CLEVELAND — This one never felt close, even when it was. What does feel close now is this series.
Even after their wild Game 2 win at Oracle Arena, it still felt like the Cavaliers were simply staying afloat against a better, and deeper, Warriors team. Without Kyrie Irving, LeBron James would simply have to do too much by himself for Cleveland to have a legitimate shot against Golden State.
Which is why The Cavs’ Game 3 win was so astonishing. A look at the box score makes the 96-91 score look like it was competitive, and Golden State did make it a game at the end. But it never felt like that, not before the Cavs blew it open in the third quarter, nor when the Warriors staged a comeback to cut a 17-point lead to one in the fourth quarter.
The Cavs have done in this series what the Warriors did throughout the regular season. They’ve been one step ahead of every adjustment the Warriors have made. They’ve controlled the pace and the flow, almost without exception. They’ve forced the Warriors to take tougher shots than usual, and they haven’t been falling.
“It’s so fun playing here,” said J.R. Smith. “It’s crazy. You get so much momentum playing here. I was telling Mike [Miller], we were sitting next to each other, I think the score was 5 to 10. I thought we were up 20 or something.”

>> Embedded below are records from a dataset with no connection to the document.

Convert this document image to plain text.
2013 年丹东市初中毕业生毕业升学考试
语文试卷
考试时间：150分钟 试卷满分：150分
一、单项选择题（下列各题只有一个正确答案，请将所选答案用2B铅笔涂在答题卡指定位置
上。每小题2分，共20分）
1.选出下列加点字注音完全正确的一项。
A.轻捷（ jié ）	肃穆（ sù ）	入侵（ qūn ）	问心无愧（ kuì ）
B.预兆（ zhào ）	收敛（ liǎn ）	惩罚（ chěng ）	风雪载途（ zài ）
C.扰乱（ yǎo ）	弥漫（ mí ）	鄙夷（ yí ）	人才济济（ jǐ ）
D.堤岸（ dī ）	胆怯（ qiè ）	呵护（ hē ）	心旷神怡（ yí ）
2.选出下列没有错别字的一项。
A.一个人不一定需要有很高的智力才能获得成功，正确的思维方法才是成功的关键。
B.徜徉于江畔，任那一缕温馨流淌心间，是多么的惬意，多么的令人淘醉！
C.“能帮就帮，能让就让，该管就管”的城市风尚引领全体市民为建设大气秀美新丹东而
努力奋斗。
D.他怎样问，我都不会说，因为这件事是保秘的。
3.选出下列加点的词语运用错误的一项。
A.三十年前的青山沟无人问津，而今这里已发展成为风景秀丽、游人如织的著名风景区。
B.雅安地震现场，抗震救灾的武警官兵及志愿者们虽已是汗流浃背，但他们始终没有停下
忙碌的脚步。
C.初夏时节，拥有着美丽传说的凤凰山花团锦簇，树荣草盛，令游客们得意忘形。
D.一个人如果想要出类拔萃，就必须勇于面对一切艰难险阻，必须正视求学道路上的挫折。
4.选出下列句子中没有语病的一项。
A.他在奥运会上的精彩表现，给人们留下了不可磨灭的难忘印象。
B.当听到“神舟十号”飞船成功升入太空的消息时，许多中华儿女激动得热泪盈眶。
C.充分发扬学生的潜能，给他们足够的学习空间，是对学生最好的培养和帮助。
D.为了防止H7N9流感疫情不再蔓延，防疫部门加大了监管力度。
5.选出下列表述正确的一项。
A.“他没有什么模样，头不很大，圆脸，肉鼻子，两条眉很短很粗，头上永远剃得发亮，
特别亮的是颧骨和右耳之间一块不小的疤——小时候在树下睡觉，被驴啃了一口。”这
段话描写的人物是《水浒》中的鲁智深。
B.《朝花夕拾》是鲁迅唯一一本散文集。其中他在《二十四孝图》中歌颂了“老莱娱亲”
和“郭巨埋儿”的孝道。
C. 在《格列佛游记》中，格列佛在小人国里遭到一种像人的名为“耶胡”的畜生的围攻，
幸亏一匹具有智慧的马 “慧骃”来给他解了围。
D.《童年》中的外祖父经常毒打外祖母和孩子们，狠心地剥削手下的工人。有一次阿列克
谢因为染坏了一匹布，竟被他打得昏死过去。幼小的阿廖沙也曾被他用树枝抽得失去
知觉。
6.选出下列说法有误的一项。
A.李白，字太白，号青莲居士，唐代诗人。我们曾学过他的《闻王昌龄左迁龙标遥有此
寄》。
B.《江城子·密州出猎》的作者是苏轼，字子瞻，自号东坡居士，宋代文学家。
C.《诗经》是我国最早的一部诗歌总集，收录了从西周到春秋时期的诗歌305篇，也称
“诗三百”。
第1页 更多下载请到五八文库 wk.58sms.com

That’s what it felt like all night. Every Warriors run had the Cavs ready with a counterpunch, mostly in the form of James, who once again did just enough to overcome the Warriors. Once again, he scored 40 points on a not-all-that-efficient 34 shots. It’s a role he’s resisted playing at other points in his career, and he isn’t thrilled about doing it now. But desperate times call for desperate measures.
“I’m not OK with it,” James said. “But I’m so outside the box right now. I went seven straight season with improving my efficiency. But this is a different challenge. I’ve never played where two All-Stars were out. So it’s a different challenge for myself, and it’s outside the box, but it’s not too far. It’s not far for me to go grab. I’m just trying to do whatever it takes to help. I’m high-volume shooting, but it’s not like I’m going out there and I’m high-volume shooting and I’m not doing anything else.”
On the contrary, he’s doing everything, and it has this Cavs team, improbably, two wins away from their first championship in franchise history. For the first time in the series, that seems like a real possibility.
“We’re playing against a great team, I think, who is very underrated,” said Warriors forward Andre Iguodala. “LeBron makes a lot of those guys good, but they’re a very good team. They’re just taking it to us right now.”
The Cavs didn’t just steal home-court advantage from the Warriors in a hectic final minute on Sunday. They’re now in control. They only have to split the next four games to take home the title. A fourth-quarter surge by the Warriors aside, all signs so far point to the Cavs doing what many thought was impossible.
“The pressure is like a 5.13,” Kerr said, laughing, when he was asked what the pressure is on his team, on a scale of 1-10. “We’re in the NBA Finals. There’s pressure for everybody. I was pleased with the way we responded when we got down, and I’m very confident we’ll play better in Game 4.”
Thursday won’t be do-or-die for the Warriors, but it won’t be far off.